Already at our doors he places guards for us!
ABDALA
What do you say, Senator?
SENATOR
"I'm telling you oh, chief
From the Nubian army! that you throw them
They must shine, in the open air
The sacred flag of the homeland! -
I tell you that Nubia must
From the oppressor the tongue tears out bold,
And the plain with its blood bathe
And Nubia fought as Sparta fought! -
I come in your hands to leave the company
To avenge the cowardly threats
Of the barbarian tyrant who thus arrives
To strip our souls of life!
I come to beg the struggling Nubian
Let him go to battle with the people ”.
SCENE VIII
ESPIRTA, mother of Abdala. ELMIRA, sister. ABDALA. A SENATOR. COUNSELORS. SOLDIERS.
Warriors enter carrying Abdala, wounded
ELMIRA AND ESPIRTA (Scared). Abdala!
(The warriors lead Abdala to the middle of the stage.)
ESP. Don't cry, you tell me? And your life
Will the country ever pay me?
ABD. The life of the nobles, my mother,
It is fighting and dying to abide by it,
And if necessary, with its own steel
Rip, to save her, the entrails!
But ... I feel like dying: in my agony
(To all :) do not come to disturb my sad calm
Silence! ... I want to hear ... oh! It seems to me
Let the enemy host, defeated,
She flees across the plain ... Hey! ... Silence!
I already watch them run ... the cowards
The brave warriors pounce ...
Nubia won! I die happy: death
It matters little to me, because I managed to save her ...
Oh how sweet it is to die when it be died
Fighting boldly to defend the homeland!
(He falls into the arms of the warriors.)
Abdala would be perhaps in at least a decade the most significant work written by Martí with references to Greece, but not the only one.
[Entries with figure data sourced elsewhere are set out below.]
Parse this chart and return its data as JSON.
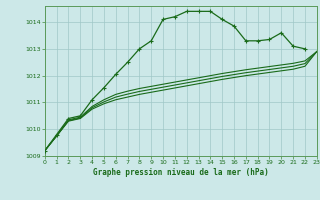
{
  "title": "Graphe pression niveau de la mer (hPa)",
  "bg_color": "#cce8e8",
  "grid_color": "#a0c8c8",
  "line_color": "#1a6b1a",
  "spine_color": "#5a9a5a",
  "xlim": [
    0,
    23
  ],
  "ylim": [
    1009,
    1014.6
  ],
  "yticks": [
    1009,
    1010,
    1011,
    1012,
    1013,
    1014
  ],
  "xticks": [
    0,
    1,
    2,
    3,
    4,
    5,
    6,
    7,
    8,
    9,
    10,
    11,
    12,
    13,
    14,
    15,
    16,
    17,
    18,
    19,
    20,
    21,
    22,
    23
  ],
  "series1_x": [
    0,
    1,
    2,
    3,
    4,
    5,
    6,
    7,
    8,
    9,
    10,
    11,
    12,
    13,
    14,
    15,
    16,
    17,
    18,
    19,
    20,
    21,
    22
  ],
  "series1_y": [
    1009.2,
    1009.8,
    1010.4,
    1010.5,
    1011.1,
    1011.55,
    1012.05,
    1012.5,
    1013.0,
    1013.3,
    1014.1,
    1014.2,
    1014.4,
    1014.4,
    1014.4,
    1014.1,
    1013.85,
    1013.3,
    1013.3,
    1013.35,
    1013.6,
    1013.1,
    1013.0
  ],
  "series2_x": [
    0,
    1,
    2,
    3,
    4,
    5,
    6,
    7,
    8,
    9,
    10,
    11,
    12,
    13,
    14,
    15,
    16,
    17,
    18,
    19,
    20,
    21,
    22,
    23
  ],
  "series2_y": [
    1009.2,
    1009.75,
    1010.35,
    1010.45,
    1010.85,
    1011.1,
    1011.3,
    1011.42,
    1011.52,
    1011.6,
    1011.68,
    1011.76,
    1011.84,
    1011.92,
    1012.0,
    1012.08,
    1012.15,
    1012.22,
    1012.28,
    1012.34,
    1012.4,
    1012.46,
    1012.55,
    1012.9
  ],
  "series3_x": [
    0,
    1,
    2,
    3,
    4,
    5,
    6,
    7,
    8,
    9,
    10,
    11,
    12,
    13,
    14,
    15,
    16,
    17,
    18,
    19,
    20,
    21,
    22,
    23
  ],
  "series3_y": [
    1009.2,
    1009.75,
    1010.3,
    1010.4,
    1010.75,
    1010.95,
    1011.1,
    1011.2,
    1011.3,
    1011.38,
    1011.46,
    1011.54,
    1011.62,
    1011.7,
    1011.78,
    1011.86,
    1011.93,
    1012.0,
    1012.06,
    1012.12,
    1012.18,
    1012.24,
    1012.35,
    1012.9
  ],
  "series4_x": [
    0,
    1,
    2,
    3,
    4,
    5,
    6,
    7,
    8,
    9,
    10,
    11,
    12,
    13,
    14,
    15,
    16,
    17,
    18,
    19,
    20,
    21,
    22,
    23
  ],
  "series4_y": [
    1009.2,
    1009.75,
    1010.32,
    1010.42,
    1010.8,
    1011.02,
    1011.2,
    1011.31,
    1011.41,
    1011.49,
    1011.57,
    1011.65,
    1011.73,
    1011.81,
    1011.89,
    1011.97,
    1012.04,
    1012.11,
    1012.17,
    1012.23,
    1012.29,
    1012.35,
    1012.45,
    1012.9
  ]
}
In his Fragments and Poems in Preparation, although the exact date of them does not appear, he would also exalt the struggles of Leónidas, as he would do in the poem Orilla de Palmeras, (Shoreline of Palm trees), where he again evoked the historical and referential role of Sparta and Leónidas, by exclaiming : "Among so many Spartans, one Leonidas: One Leonidas in each one Spartan." In general, he would mention the Spartan hero Leonidas about seven times, always directly in his works.
For this reason, with the National Hero and with Cuba in the heart, when 25 centuries and a year have passed since the Battle of Thermopylae, a group of compatriots has visited the statue of Leonidas in Sparta, and in a simple but heartfelt gesture, full of love towards the brother people of Greece and its history of struggles, has accompanied the hero of the Thermopylae Gorge with the flag of the lone star, the same flag for which José Martí gave his life, fighting for the national sovereignty of Cuba , thousands of kilometers away from Thermopylae, facing another occupying foreign power.
If the famous battle of Thermopylae lasted seven days, and of them there were battles for three, 2,501 years after that heroic Greek resistance, the historical resistance of the Cuban people against the new empires awakens in the world equal admiration and solidarity for now 62 years. As much as in the Gorge of Thermopylae in the 5th century BC, and as much as in the heroic resistance before the bloody and thirsty fences to the holy city of Missolonghi, in the first third of the 19th century.
Martí saw those links between the struggles of Cuba and Greece! He described them. They are in his literary works, in his poetry, in his brilliant journalistic works. But more than that, Martí was aware and knew how to bequeath, first of all with his life, that there are no forces and no Effialtes capable of twisting the right ideas towards the path of Anopia.